The File System Display: Apple obscures the hierarchical relation of folders and files. In Windows you have a C-drive, subfolders and so on, and you could easily illustrate this structure as a tree. Mac has this too, but if you have a folder open in Finder you will just see yourself in a place like “documents” or “pictures” or “applications”. I find this causes users to do silly things, like downloading and unpacking an archive for a program into applications, installing it in applications, and leaving the install files there floating, to create a bloated mess. Besides this, what happens is users lose track of sorting files in an organized fashion. They learn to just use spotlight to find things they want and kind of just put stuff wherever, without having a good model in their head for knowing where it is. Don’t get me wrong – this happens on PC’s all of the time too – especially with Windows 7’s new “libraries” system or just dumping files on the desktop, but I think OSX encourages the behavior by always hiding the true location you’re in (the path or address bar) and abandoning the file address metaphor. I don’t think relational search and organization is bad, I just want to train users how to do both hierarchical and relational. I’ve met a lot of people (remember 5 years as a netech and several years as a technology education person, I’ve met hundreds of computers and their users) that can’t keep their files straight. They’ll have 10 gb videos laying around from 2 years ago in some strange directory that they’ve forgotten about. A gagillion programs installed that they don’t use. It’s sad and frustrating, and I think Windows does an ever-so-slightly better job of helping people to have an idea about how a computer is organized beneath the GUI.

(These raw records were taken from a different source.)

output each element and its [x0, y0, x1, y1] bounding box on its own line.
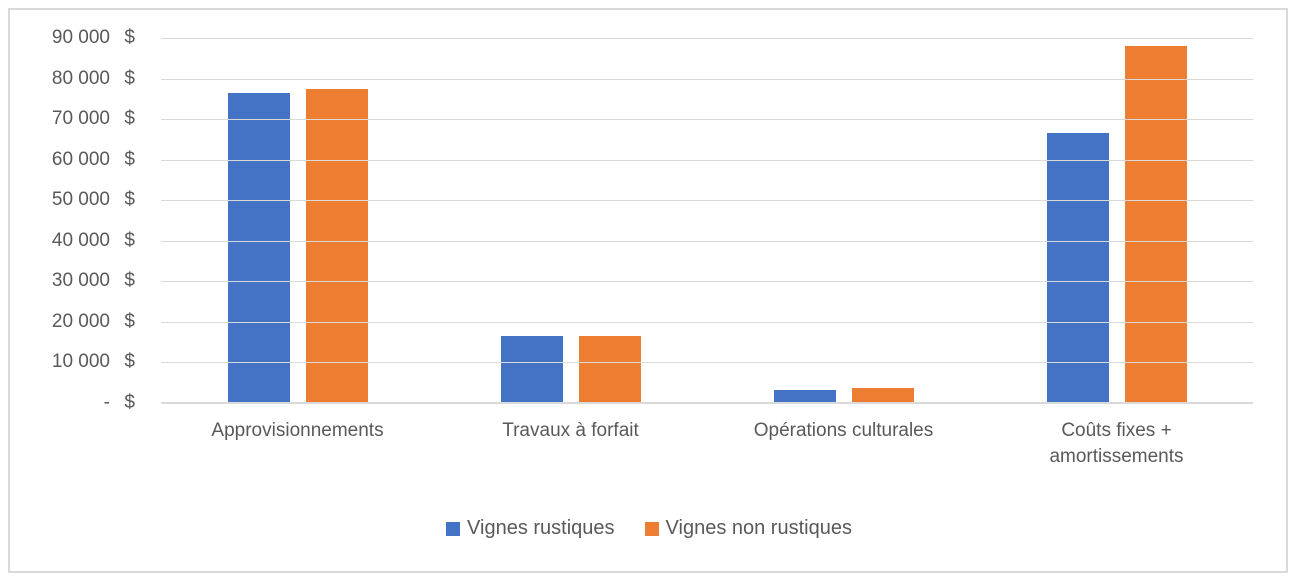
- y-tick-number: 30 000: [51, 270, 110, 292]
- currency-symbol: $: [124, 270, 135, 292]
- gridline-20000: [161, 321, 1253, 323]
- y-tick-label-20000: 20 000 $: [30, 310, 135, 334]
- gridline-50000: [161, 200, 1253, 202]
- gridline-70000: [161, 119, 1253, 121]
- y-tick-number: 10 000: [51, 351, 110, 373]
- currency-symbol: $: [124, 148, 135, 170]
- y-tick-label-10000: 10 000 $: [30, 350, 135, 374]
- currency-symbol: $: [124, 351, 135, 373]
- category-label-operations-culturales: Opérations culturales: [753, 420, 934, 441]
- y-tick-number: 40 000: [51, 229, 110, 251]
- bar-vignes-rustiques-operations-culturales[interactable]: [773, 390, 836, 403]
- legend-swatch-vignes-rustiques: [446, 521, 461, 536]
- legend-label: Vignes non rustiques: [665, 517, 852, 539]
- y-tick-label-90000: 90 000 $: [30, 26, 135, 50]
- x-axis-category-labels: Approvisionnements Travaux à forfait Opéra…: [161, 418, 1253, 470]
- y-tick-label-60000: 60 000 $: [30, 148, 135, 172]
- bar-group-travaux-a-forfait: [434, 38, 707, 403]
- currency-symbol: $: [124, 310, 135, 332]
- currency-symbol: $: [124, 392, 135, 413]
- y-tick-number: 60 000: [51, 148, 110, 170]
- bar-vignes-rustiques-couts-fixes-amortissements[interactable]: [1046, 132, 1109, 403]
- y-tick-number: 70 000: [51, 108, 110, 130]
- category-label-couts-fixes-amortissements: Coûts fixes + amortissements: [1049, 420, 1184, 467]
- currency-symbol: $: [124, 189, 135, 211]
- gridline-30000: [161, 281, 1253, 283]
- gridline-60000: [161, 159, 1253, 161]
- gridline-90000: [161, 38, 1253, 39]
- bar-vignes-rustiques-travaux-a-forfait[interactable]: [500, 335, 563, 403]
- currency-symbol: $: [124, 67, 135, 89]
- category-label-travaux-a-forfait: Travaux à forfait: [502, 420, 639, 441]
- legend-label: Vignes rustiques: [467, 517, 615, 539]
- legend-item-vignes-rustiques[interactable]: Vignes rustiques: [446, 517, 615, 540]
- gridline-80000: [161, 78, 1253, 80]
- currency-symbol: $: [124, 229, 135, 251]
- x-axis-line: [161, 402, 1253, 404]
- y-tick-number: -: [103, 392, 110, 413]
- bars-layer: [161, 38, 1253, 403]
- bar-group-approvisionnements: [161, 38, 434, 403]
- bar-vignes-non-rustiques-operations-culturales[interactable]: [851, 388, 914, 403]
- legend-swatch-vignes-non-rustiques: [644, 521, 659, 536]
- y-tick-label-0: - $: [30, 391, 135, 415]
- legend: Vignes rustiques Vignes non rustiques: [0, 517, 1298, 540]
- y-tick-number: 20 000: [51, 310, 110, 332]
- y-axis: 90 000 $80 000 $70 000 $60 000 $50 000 $40 00…: [0, 0, 140, 440]
- gridline-40000: [161, 240, 1253, 242]
- bar-vignes-non-rustiques-approvisionnements[interactable]: [305, 89, 368, 403]
- category-label-approvisionnements: Approvisionnements: [211, 420, 384, 441]
- y-tick-number: 80 000: [51, 67, 110, 89]
- y-tick-label-40000: 40 000 $: [30, 229, 135, 253]
- y-tick-label-30000: 30 000 $: [30, 269, 135, 293]
- gridline-10000: [161, 362, 1253, 364]
- bar-vignes-non-rustiques-couts-fixes-amortissements[interactable]: [1124, 46, 1187, 403]
- bar-vignes-rustiques-approvisionnements[interactable]: [227, 93, 290, 403]
- bar-group-couts-fixes-amortissements: [980, 38, 1253, 403]
- plot-area: [161, 38, 1253, 404]
- currency-symbol: $: [124, 108, 135, 130]
- legend-item-vignes-non-rustiques[interactable]: Vignes non rustiques: [644, 517, 852, 540]
- y-tick-label-70000: 70 000 $: [30, 107, 135, 131]
- bar-vignes-non-rustiques-travaux-a-forfait[interactable]: [578, 336, 641, 403]
- y-tick-number: 50 000: [51, 189, 110, 211]
- currency-symbol: $: [124, 27, 135, 48]
- bar-group-operations-culturales: [707, 38, 980, 403]
- y-tick-number: 90 000: [51, 27, 110, 48]
- y-tick-label-50000: 50 000 $: [30, 188, 135, 212]
- y-tick-label-80000: 80 000 $: [30, 67, 135, 91]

Alternative: Include a file path in the top of finder windows, one that can be turned off via view options. Include the true path and extension of a file in the properties for the file. Really the better solution to this is to teach people to be more capable of effectively organizing information, something I’d argue is a part of digital literacy education.

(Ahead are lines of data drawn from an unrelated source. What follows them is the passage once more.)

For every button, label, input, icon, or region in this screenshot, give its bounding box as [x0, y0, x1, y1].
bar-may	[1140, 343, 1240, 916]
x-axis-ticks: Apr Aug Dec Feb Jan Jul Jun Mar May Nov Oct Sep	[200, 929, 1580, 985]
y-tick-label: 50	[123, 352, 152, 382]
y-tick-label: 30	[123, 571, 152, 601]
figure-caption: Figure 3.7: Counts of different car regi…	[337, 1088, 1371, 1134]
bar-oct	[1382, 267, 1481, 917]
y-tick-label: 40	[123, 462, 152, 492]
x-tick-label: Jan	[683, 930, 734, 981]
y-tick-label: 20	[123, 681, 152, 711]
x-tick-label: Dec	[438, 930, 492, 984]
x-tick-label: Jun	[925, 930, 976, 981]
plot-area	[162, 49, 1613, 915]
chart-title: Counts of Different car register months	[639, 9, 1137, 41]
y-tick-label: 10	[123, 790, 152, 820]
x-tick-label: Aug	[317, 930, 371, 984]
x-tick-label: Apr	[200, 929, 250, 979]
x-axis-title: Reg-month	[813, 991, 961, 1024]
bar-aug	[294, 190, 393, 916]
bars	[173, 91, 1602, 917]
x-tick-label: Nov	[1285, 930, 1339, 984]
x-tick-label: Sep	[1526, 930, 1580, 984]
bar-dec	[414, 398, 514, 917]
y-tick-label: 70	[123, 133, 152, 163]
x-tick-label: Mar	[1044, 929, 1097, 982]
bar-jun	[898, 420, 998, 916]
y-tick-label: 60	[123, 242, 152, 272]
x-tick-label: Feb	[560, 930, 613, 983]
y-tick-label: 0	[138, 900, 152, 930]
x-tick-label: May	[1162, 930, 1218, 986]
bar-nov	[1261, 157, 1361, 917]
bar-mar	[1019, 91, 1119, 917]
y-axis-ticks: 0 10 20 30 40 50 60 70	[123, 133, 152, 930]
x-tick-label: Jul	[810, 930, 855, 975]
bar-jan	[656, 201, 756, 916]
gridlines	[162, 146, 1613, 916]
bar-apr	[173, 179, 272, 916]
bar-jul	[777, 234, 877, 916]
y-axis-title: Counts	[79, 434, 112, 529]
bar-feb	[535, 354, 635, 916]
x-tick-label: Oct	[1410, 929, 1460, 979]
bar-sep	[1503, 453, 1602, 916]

Does Apple do anything well besides make money and control people?

Turns out yes.


The only low-cost easy-to-use video editing program that lets you map music to media via timeline, includes a hefty sum of excellent templates/effects and helps you to manage your assets with other integrated sound and photo editing programs. Check it out if you haven’t already. I even figured out how to do OSx86 and run OSX 10.6.8 on a Virtualbox install to try to get it… but sadly you need a true mac with video acceleration to run it.